Quote from: psloss on 02/25/2010 06:19 pmWell, I haven't seen any public confirmation of this yet, but 'bite me' doesn't really count as a fact or a leak. (It would be more of a Ron Burgundy moment.) If it's true (and I would think given the report there's an effort to track it down), it would be another example that style matters.It is real.
Well, I haven't seen any public confirmation of this yet, but 'bite me' doesn't really count as a fact or a leak. (It would be more of a Ron Burgundy moment.) If it's true (and I would think given the report there's an effort to track it down), it would be another example that style matters.
We are in a new era, it seems to me. The Obama people want to roll the dice on new, unproven tech, or proven tech in new and untried ways. In reality, they are trying a new direction to use the old 1990's NASA "Faster, Better, Cheaper" idea to solve a new set of problems. They are selling the idea that they have the answers, and in their crystal ball, they will get us where we want to get to, we just are not sure how to get there, or where we want to go.
Bolden seems more and more like a puppet after these past 2 days...

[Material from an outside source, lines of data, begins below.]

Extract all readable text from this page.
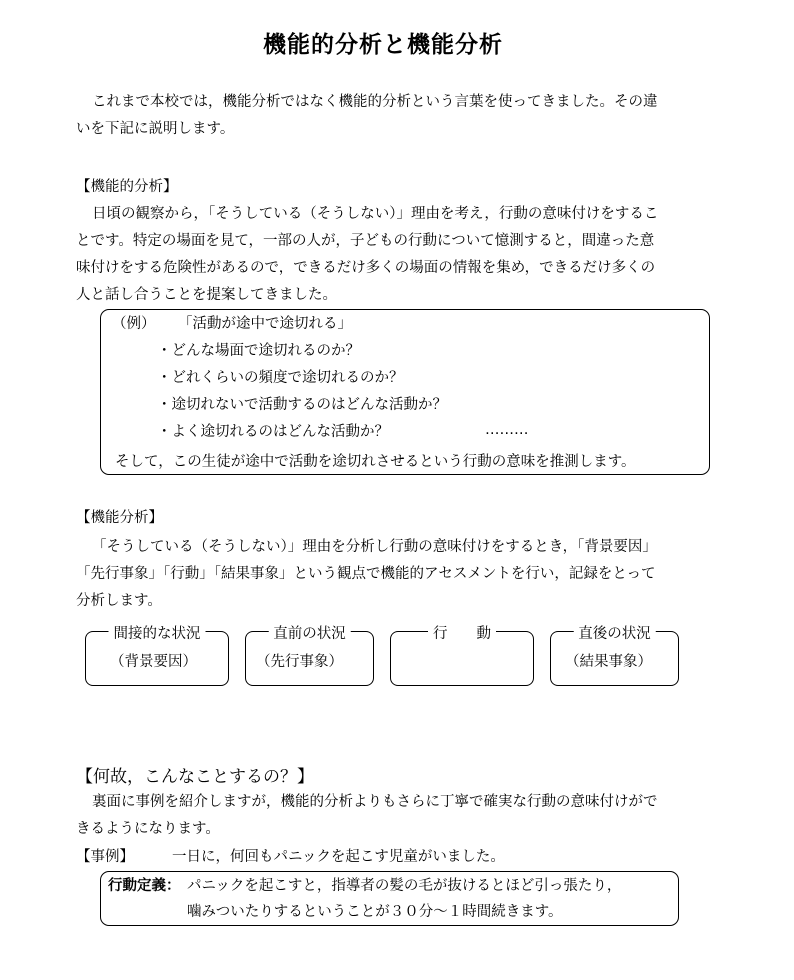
機能的分析と機能分析
これまで本校では，機能分析ではなく機能的分析という言葉を使ってきました。その違
いを下記に説明します。
【機能的分析】
日頃の観察から，「そうしている（そうしない）」理由を考え，行動の意味付けをするこ
とです。特定の場面を見て，一部の人が，子どもの行動について憶測すると，間違った意
味付けをする危険性があるので，できるだけ多くの場面の情報を集め，できるだけ多くの
人と話し合うことを提案してきました。
（例） 「活動が途中で途切れる」
・どんな場面で途切れるのか？
・どれくらいの頻度で途切れるのか？
・途切れないで活動するのはどんな活動か？
・よく途切れるのはどんな活動か？	………
そして，この生徒が途中で活動を途切れさせるという行動の意味を推測します。
【機能分析】
「そうしている（そうしない）」理由を分析し行動の意味付けをするとき，「背景要因」
「先行事象」「行動」「結果事象」という観点で機能的アセスメントを行い，記録をとって
分析します。
間接的な状況
（背景要因）
直前の状況
（先行事象）
行　　動	直後の状況
（結果事象）
【何故，こんなことするの？】
裏面に事例を紹介しますが，機能的分析よりもさらに丁寧で確実な行動の意味付けがで
きるようになります。
【事例】	一日に，何回もパニックを起こす児童がいました。
行動定義： パニックを起こすと，指導者の髪の毛が抜けるとほど引っ張たり，
噛みついたりするということが３０分～１時間続きます。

Quote from: kraisee on 02/25/2010 09:26 pmShe's only trying to do what she thinks is right. She doesn't believe in going back to the moon, never did. That is most unfortunate.QuoteAnd she is not a fan of any of the big defense contractors, even though they are where the wealth of experience is. She would prefer to throw the whole lot out and replace them with Space-X style small companies and foreign partnershipsThat is also unfortunate, imo. I'd be a lot more confident in something like DreamChaser if NASA gave one of the "big defense contractors" the contract to build it, rather than some upstart company with a shaky financial footing and zero history or experience in building such vehicles.
Here's a question. Is there a danger that a political fightback against the FY2011 could result in months and months of hearings etc, which might leave us with a really bad situation of shuttle ending, CxP ending and the future plan bogged down with the lawmakers?Also, for our older members, are the current events comparable with anything in the past....I'm thinking Apollo to Shuttle, as much as I know that must have been very different?
Watched Bernie Schwartz bet the farm on Skynet at Loral - great financials, great management ... suicidal decision. Need I bring up VentureStar.
FWW, these guys are much better off than Kistler.